Halfway doesn’t work.
Not with him. Not with this.
Not for the version of me that keeps trying to survive on less.
So I turn and force my way back out.
The retreat is harder. The undertow pulls. The sand clings. By the time I stagger clear, my clothes are soaked, my skinnumb, and whatever I was trying to drown walks back out with me.
Running didn’t fix it.
Neither did this.
I walk back to the house with my clothes plastered to my skin and everything in me tighter than before.
The outdoor shower gets the sand off.
Nothing else.
By the time I’m dry and dressed in something borrowed and oversized, the house is still quiet and warm.
I stop outside his door.
It’s closed.
I almost knock and catch myself.
He’s in there. Awake, probably. In the same bed where I climbed on top of him and offered what I could give without breaking open.
He said no.
“I want more.”
What am I supposed to do with a man who makes me feel safer and more exposed at the same time?
If he’d taken what I was willing to give, the rules would be clear again. Men are easier to survive when they behave the way you expect them to. I’d know exactly where to put him—one more hot mistake, one more body, one more exit.
But he didn’t.
He asked for the part of me I’ve spent years protecting with distance, speed, and uncomplicated endings. I can’t knock on that door without changing the terms.
So I turn away.
I sink down on the sofa, the ache catching up now that the adrenaline has burned off.
The house stays quiet.

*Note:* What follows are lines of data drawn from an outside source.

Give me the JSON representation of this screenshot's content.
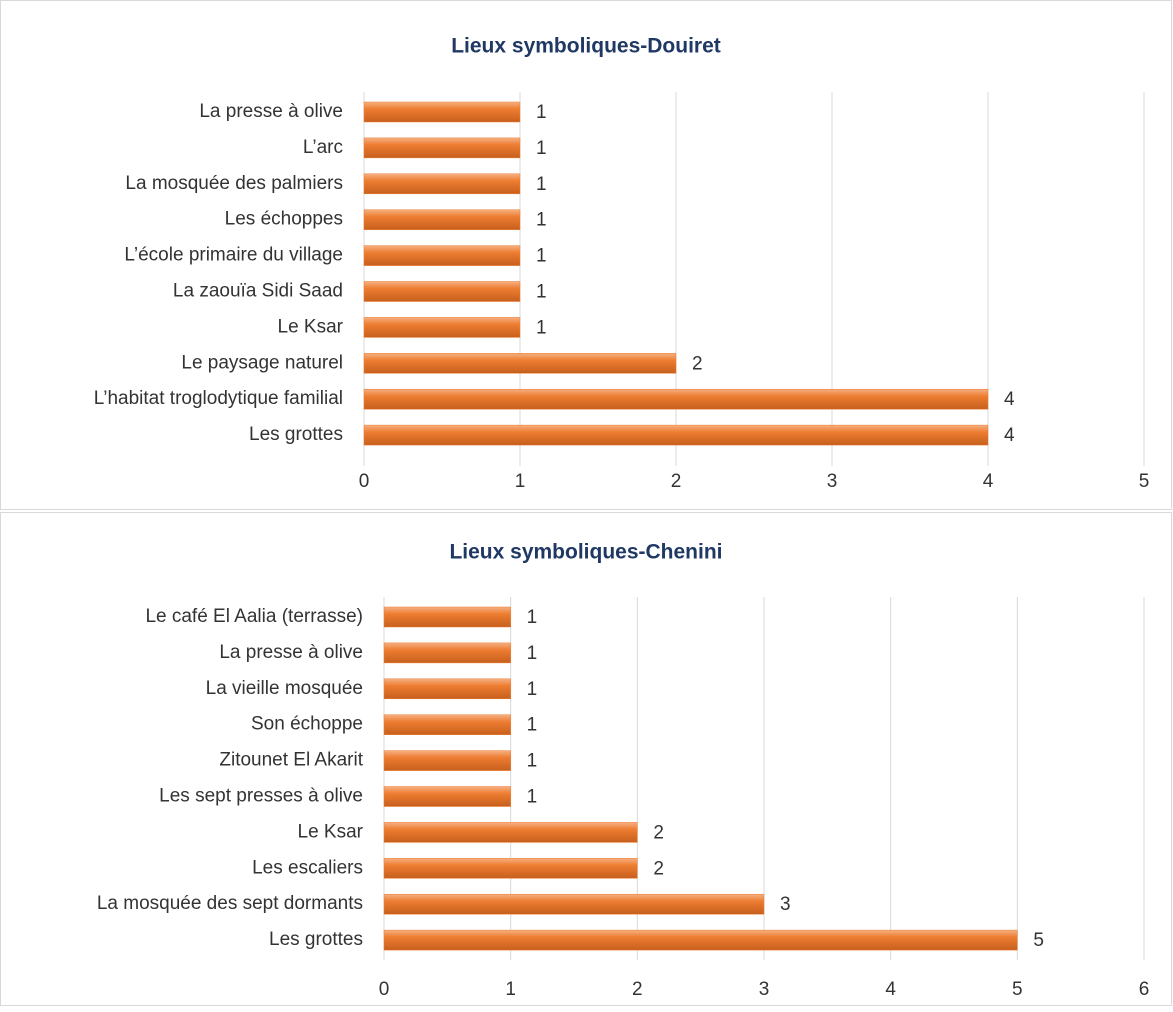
{
  "chart_data": [
    {
      "type": "bar",
      "orientation": "horizontal",
      "title": "Lieux symboliques-Douiret",
      "categories": [
        "La presse à olive",
        "L’arc",
        "La mosquée des palmiers",
        "Les échoppes",
        "L’école primaire du village",
        "La zaouïa Sidi Saad",
        "Le Ksar",
        "Le paysage naturel",
        "L’habitat troglodytique familial",
        "Les grottes"
      ],
      "values": [
        1,
        1,
        1,
        1,
        1,
        1,
        1,
        2,
        4,
        4
      ],
      "color": "#ed7d31",
      "xlim": [
        0,
        5
      ],
      "xticks": [
        0,
        1,
        2,
        3,
        4,
        5
      ],
      "grid": true
    },
    {
      "type": "bar",
      "orientation": "horizontal",
      "title": "Lieux symboliques-Chenini",
      "categories": [
        "Le café El Aalia (terrasse)",
        "La presse à olive",
        "La vieille mosquée",
        "Son échoppe",
        "Zitounet El Akarit",
        "Les sept presses à olive",
        "Le Ksar",
        "Les escaliers",
        "La mosquée des sept dormants",
        "Les grottes"
      ],
      "values": [
        1,
        1,
        1,
        1,
        1,
        1,
        2,
        2,
        3,
        5
      ],
      "color": "#ed7d31",
      "xlim": [
        0,
        6
      ],
      "xticks": [
        0,
        1,
        2,
        3,
        4,
        5,
        6
      ],
      "grid": true
    }
  ]
}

The morning light climbs across the ceiling, and I stop lying to myself.
Last night didn’t end anything.
It changed the terms.
The ring catches the early light—quiet, small, impossible to ignore. I should take it off. I can’t. Not yet.
I’m still wearing it. Still here. Still acting like there’s a way back.
There isn’t.
I pull up the ferry schedule. The first boat back to the city leaves at seven.